In the second part of a two-part interview, Pieter Droppert asks what the future holds for Parkinson’s disease research? You can read the first part of the interview here.

Part 2:  Understanding Parkinson’s disease

Biotech Strategy Blog: Why don’t we know what the cause of Parkinson’s disease is?

Dr Sherer: What we know about the cause of Parkinson’s disease is that, in most cases, it is an interaction between genes and environment that really covers a broad definition. In the last 10 years we have made a lot of advances in knowing the genetics of Parkinson’s disease and there are at least 15 different genes that have now been linked to the cause of Parkinson’s.

There are two big challenges in trying to define the cause of Parkinson’s.

First, there’s probably more than one “cause” of Parkinson’s disease.  For example, we know in certain people if they have a specific genetic mutation, they can get Parkinson’s disease. We also know of cases where people acutely exposed to an environment toxin called MPTP got Parkinson’s disease instantly.  There is probably an array of different triggers that can ultimately lead to Parkinson’s, given that it’s a late onset chronic disease.  So it has been very hard to pinpoint one particular cause.

Second, Parkinson’s disease can have a lot of variability in individuals — some people can have early onset, some later onset.  Some have tremor as the dominant symptom, others posture and walking problems.  It is therefore possible that there could be subsets or subtypes of Parkinson’s disease.

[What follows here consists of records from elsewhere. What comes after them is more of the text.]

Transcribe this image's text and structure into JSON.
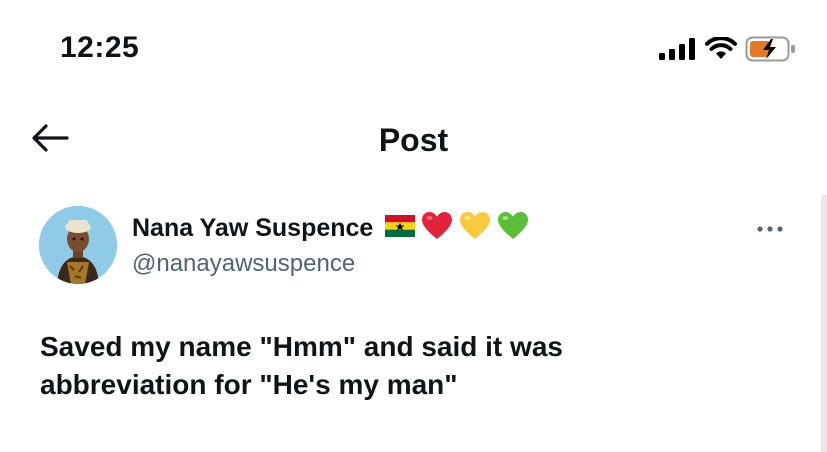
{
  "status_bar": {
    "time": "12:25",
    "icons": [
      "cellular-signal-icon",
      "wifi-icon",
      "battery-charging-icon"
    ],
    "battery_color": "#e07a29"
  },
  "header": {
    "back_icon": "arrow-left-icon",
    "title": "Post"
  },
  "post": {
    "author": {
      "display_name": "Nana Yaw Suspence",
      "name_emojis": [
        "ghana-flag",
        "❤️",
        "💛",
        "💚"
      ],
      "handle": "@nanayawsuspence"
    },
    "more_icon": "more-horizontal-icon",
    "text": "Saved my name \"Hmm\" and said it was\nabbreviation for \"He's my man\""
  },
  "colors": {
    "text_primary": "#0f1419",
    "text_secondary": "#536471",
    "background": "#ffffff"
  }
}
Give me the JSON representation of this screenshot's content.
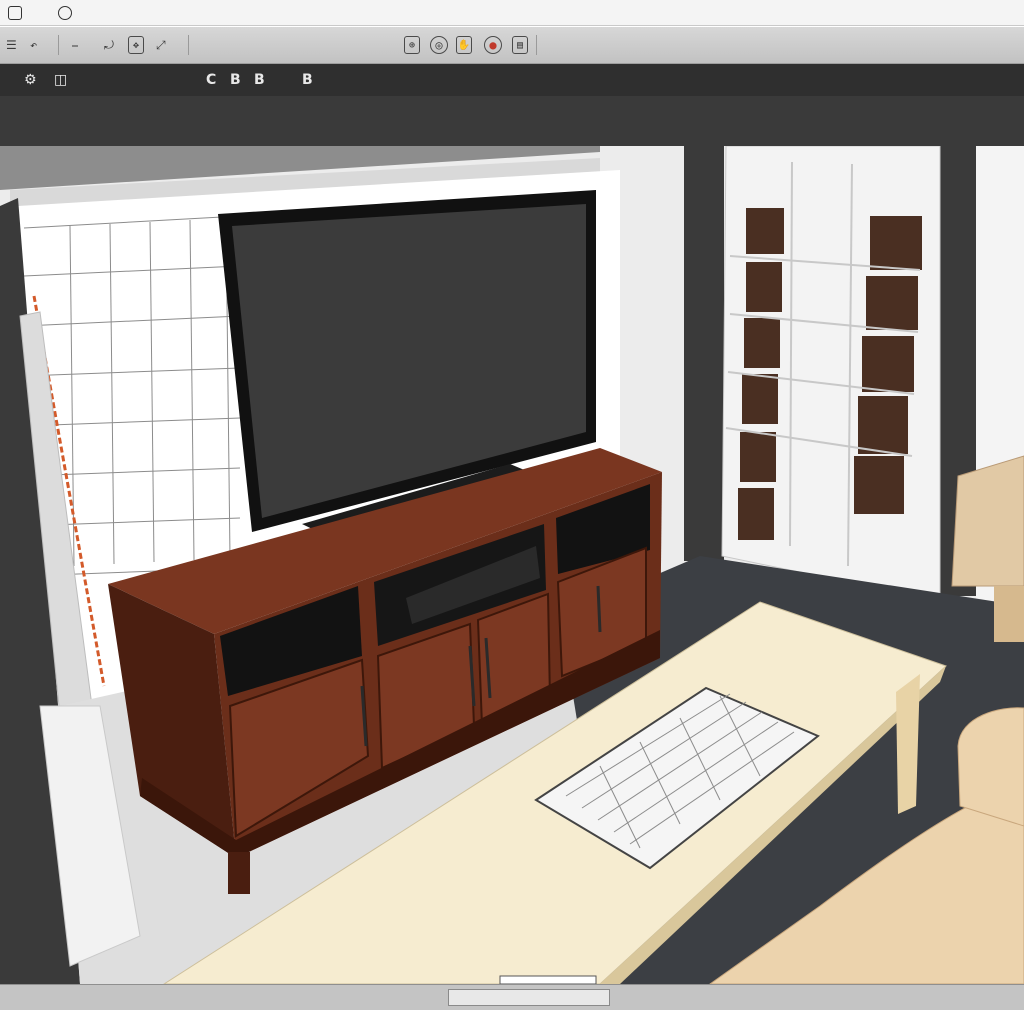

That makes it difficult when historically we have looked for a common cause for a broad array of clinical symptoms.

Biotech Strategy Blog: Where do you see the next major breakthrough coming in the next 5 to 10 years?

Dr Sherer: The understanding of the genetics of Parkinson’s will certainly form the building blocks of some future breakthroughs.  Now that we have very tangible therapeutic targets that we know can cause Parkinson’s, it makes a much more rational directed drug development program.  Before those genes were found, a lot of Parkinson’s drug development was focused on oxidative stress, inflammation or mitochondrial dysfunction, all of which contribute to Parkinson’s, but present many different targets.

We have now found a gene called LRKK2, and two to five percent of all Parkinson’s patients get the disease through a mutation in this gene. It is a protein kinase, making it a potentially very druggable target.   There is a lot of interest in these new targets for Parkinson’s that are moving through preclinical research, so I think this knowledge from the genetics is spearheading a new era in Parkinson’s research.

Biotech Strategy Blog: Do you think targeted therapies will have an impact?

Dr Sherer: The hope is that while these new therapies may be targeting genetic causes that are present in a subset of people with the disease, given common mechanisms in the cause of the disease, they may have applicability to all Parkinson’s patients. That remains to be determined, but there is some precedent that may be the case.

Biotech Strategy Blog: What role do you think biomarkers will play in the detection and treatment of Parkinson’s disease?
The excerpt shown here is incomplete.